My master computer runs Cubase, omnisphere and a few other less resource intensive VI's. I run a single slave computer that runs the majority of my template. 

This is what I'm thinking in terms of setup for cues/file management. 
- 1 master project with the whole movie where I put exported cues to ensure continuity through the film. 
- Individual projects for each cue (any suggestion on naming conventions)
- Save each VE Pro setup by cue so that they can be customised and tweaked for each cue

Backups running daily. 

Have I missed anything?


----------



## JohnG (Dec 3, 2016)

Hi there,

Congratulations!

Here's an example for the first cue in reel 4:

4M1 Axe Battle v1 4 16 07 08

So in this example, you have the cue designation with reel number, the M (for Music), 1 for first cue, your title, version number, and then the time code.
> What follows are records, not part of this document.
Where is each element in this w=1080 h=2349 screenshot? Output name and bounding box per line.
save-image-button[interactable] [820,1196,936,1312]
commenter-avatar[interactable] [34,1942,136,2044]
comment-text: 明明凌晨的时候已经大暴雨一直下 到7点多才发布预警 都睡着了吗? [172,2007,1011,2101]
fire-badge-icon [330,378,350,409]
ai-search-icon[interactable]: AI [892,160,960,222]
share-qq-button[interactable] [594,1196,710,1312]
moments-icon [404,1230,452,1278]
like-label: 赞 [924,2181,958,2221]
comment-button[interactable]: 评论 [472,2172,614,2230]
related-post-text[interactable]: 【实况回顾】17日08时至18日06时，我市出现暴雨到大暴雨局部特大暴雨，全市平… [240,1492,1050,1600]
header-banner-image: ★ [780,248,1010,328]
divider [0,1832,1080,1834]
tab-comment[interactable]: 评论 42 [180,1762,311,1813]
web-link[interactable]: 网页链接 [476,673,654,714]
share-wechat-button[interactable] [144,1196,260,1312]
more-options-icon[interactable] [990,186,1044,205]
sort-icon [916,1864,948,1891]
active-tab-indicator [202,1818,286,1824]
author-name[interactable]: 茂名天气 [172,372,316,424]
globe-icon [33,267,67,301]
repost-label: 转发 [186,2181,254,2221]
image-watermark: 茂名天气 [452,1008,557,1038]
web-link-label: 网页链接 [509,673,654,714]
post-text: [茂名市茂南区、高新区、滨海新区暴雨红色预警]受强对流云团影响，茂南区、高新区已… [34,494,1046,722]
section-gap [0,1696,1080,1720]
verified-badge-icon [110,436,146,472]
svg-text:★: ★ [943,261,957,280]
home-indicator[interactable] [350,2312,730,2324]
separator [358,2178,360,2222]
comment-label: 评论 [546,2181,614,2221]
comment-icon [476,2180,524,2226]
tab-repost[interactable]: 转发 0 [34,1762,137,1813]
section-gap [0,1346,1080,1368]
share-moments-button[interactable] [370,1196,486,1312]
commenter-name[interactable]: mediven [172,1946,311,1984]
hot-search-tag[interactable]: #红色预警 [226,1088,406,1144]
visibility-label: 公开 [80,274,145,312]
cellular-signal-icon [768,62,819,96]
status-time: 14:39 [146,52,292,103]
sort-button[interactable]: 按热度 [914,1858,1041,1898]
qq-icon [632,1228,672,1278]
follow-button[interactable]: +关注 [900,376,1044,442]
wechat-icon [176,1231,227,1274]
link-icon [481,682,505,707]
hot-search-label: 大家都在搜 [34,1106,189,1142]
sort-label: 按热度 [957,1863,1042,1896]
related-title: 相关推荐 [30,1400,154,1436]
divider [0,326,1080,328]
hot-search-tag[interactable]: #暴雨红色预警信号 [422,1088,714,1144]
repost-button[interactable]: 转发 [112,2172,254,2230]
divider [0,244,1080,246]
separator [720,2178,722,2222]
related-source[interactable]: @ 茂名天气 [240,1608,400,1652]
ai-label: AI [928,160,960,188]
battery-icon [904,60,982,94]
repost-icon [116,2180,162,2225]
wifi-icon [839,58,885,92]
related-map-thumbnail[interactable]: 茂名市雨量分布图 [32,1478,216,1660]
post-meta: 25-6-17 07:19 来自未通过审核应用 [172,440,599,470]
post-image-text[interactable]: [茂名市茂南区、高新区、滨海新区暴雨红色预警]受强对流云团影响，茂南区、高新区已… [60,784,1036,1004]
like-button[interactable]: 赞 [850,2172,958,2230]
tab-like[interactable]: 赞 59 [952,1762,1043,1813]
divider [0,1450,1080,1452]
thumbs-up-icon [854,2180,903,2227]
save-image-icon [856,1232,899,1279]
The time code should be the time code start of the audio region including pre-roll, not where the music enters. In other words, it should be the spot where the time code block should be placed by the engineer dubbing the picture.

If you expect a lot of editing changes sometimes it's also good to have the edit version designation as well in the name.

Kind regards,

John


----------



## jonathanprice (Dec 3, 2016)

Sounds good. You could also check out these programs for cue organization:

http://www.cuetracker.com (it's free)
http://www.cuechronicle.com (I use this)

They're useful for keeping track of thematic material and minutes-to-compose-per-day. 

Also, this post has a lot of useful info from @charlieclouser about file names, especially if you're delivering stems:

http://vi-control.net/community/threads/do-you-create-music-for-5-1-or-7-1.46001

JP


----------



## Dean (Dec 12, 2016)

check this thread http://vi-control.net/community/threads/reels-scenes-cues-and-timecode.54440/#post-3972634


----------



## Dean (Dec 12, 2016)

trumpoz said:


> Hi Everyone,
> 
> I'm just about to embark on scoring my first feature-length film. Looking for some advice on organising cues etc.
> 
> ...



Re VE-PRO I would suggest building a 'living' template that gives you waht you need for most of the score and then use the 'Preserve' function so you can quickly switch between cue sessions without having to reload your entire template each time.
[Of course for particular cues you might need to build a custom template.]

Check out that link i added in the other post.

D


----------



## trumpoz (Dec 12, 2016)

Thanks for your input everyone - I've also made contact with a film scoring lecturer at a well-regarded institution in Melbourne which has been a great help.

Spotting session on the weekend and then nose to the grindstone!


----------